(urth) The Key to the Universe

Ryan Dunn ryan at liftingfaces.com
Sat Aug 14 14:54:40 PDT 2010


On Aug 14, 2010, at 5:16 PM, António Pedro Marques wrote:

>>> That's begging the question, in the original sense. Somehow intelligence had
>>> arise for the first time in the universe, unless you have a steady state
>>> universe where intelligence has always existed. There is very strong support
>>> for the Big Bang, so the steady state model is not convincing locally.
>> 
>> Of course, theism begs the question in an isomoprhic way; it ignores
>> the question, "And where did God come from?"
> 
> It doesn't, because it posits something extraneous to the universe(s) and hence not accountable to observed processes such as space, time and causality. Or as it's usually put, 'not contigent'. Whereas 'scientism' makes a leap of methodological faith and says contigent things may ultimately need no justification.

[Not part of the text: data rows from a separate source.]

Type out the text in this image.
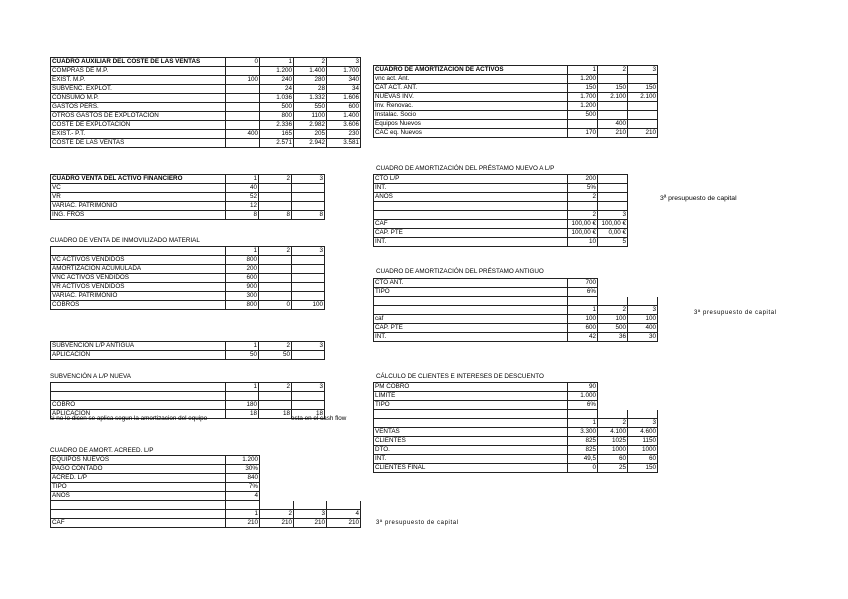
CUADRO AUXILIAR DEL COSTE DE LAS VENTAS	0	1	2	3
COMPRAS DE M.P.		1.200	1.400	1.700
EXIST. M.P.	100	240	280	340
SUBVENC. EXPLOT.		24	28	34
CONSUMO M.P.		1.036	1.332	1.606
GASTOS PERS.		500	550	600
OTROS GASTOS DE EXPLOTACIÓN		800	1100	1.400
COSTE DE EXPLOTACIÓN		2.336	2.982	3.606
EXIST.- P.T.	400	165	205	230
COSTE DE LAS VENTAS		2.571	2.942	3.581
CUADRO DE AMORTIZACIÓN DE ACTIVOS	1	2	3
vnc act. Ant.	1.200		
CAT ACT. ANT.	150	150	150
NUEVAS INV.	1.700	2.100	2.100
Inv. Renovac.	1.200		
Instalac. Socio	500		
Equipos Nuevos		400	
CAC eq. Nuevos	170	210	210
CUADRO DE AMORTIZACIÓN DEL PRÉSTAMO NUEVO A L/P
CTO L/P	200	
INT.	5%	
AÑOS	2	

	2	3
CAF	100,00 €	100,00 €
CAP. PTE	100,00 €	0,00 €
INT.	10	5
3ª presupuesto de capital
CUADRO VENTA DEL ACTIVO FINANCIERO	1	2	3
VC	40		
VR	52		
VARIAC. PATRIMONIO	12		
ING. FROS	8	8	8
CUADRO DE VENTA DE INMOVILIZADO MATERIAL
	1	2	3
VC ACTIVOS VENDIDOS	800		
AMORTIZACIÓN ACUMULADA	200		
VNC ACTIVOS VENDIDOS	600		
VR ACTIVOS VENDIDOS	900		
VARIAC. PATRIMONIO	300		
COBROS	800	0	100
CUADRO DE AMORTIZACIÓN DEL PRÉSTAMO ANTIGUO
CTO ANT.	700		
TIPO	6%		

	1	2	3
caf	100	100	100
CAP. PTE	600	500	400
INT.	42	36	30
3ª presupuesto de capital
SUBVENCIÓN L/P ANTIGUA	1	2	3
APLICACIÓN	50	50	
SUBVENCIÓN A L/P NUEVA
	1	2	3

COBRO	180		
APLICACIÓN	18	18	18
si no lo dicen se aplica segun la amortizacion del equipo	esta en el cash flow
CÁLCULO DE CLIENTES E INTERESES DE DESCUENTO
PM COBRO	90		
LÍMITE	1.000		
TIPO	6%		

	1	2	3
VENTAS	3.300	4.100	4.600
CLIENTES	825	1025	1150
DTO.	825	1000	1000
INT.	49,5	60	60
CLIENTES FINAL	0	25	150
CUADRO DE AMORT. ACREED. L/P
EQUIPOS NUEVOS	1.200			
PAGO CONTADO	30%			
ACRED. L/P	840			
TIPO	7%			
AÑOS	4			

	1	2	3	4
CAF	210	210	210	210	3ª presupuesto de capital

That's why the idea of infinite universes appeared: rather than overcome contingency by justification, one tries to overcome it by infinite supply.

If you are Pantheist, then you believe the Universe is equivalent to God. If you are Panenthiest, you believe the Universe is connected to God, and that God is above the substantive Universe.

I find these trains of thought more appealing in terms of "religions" myself.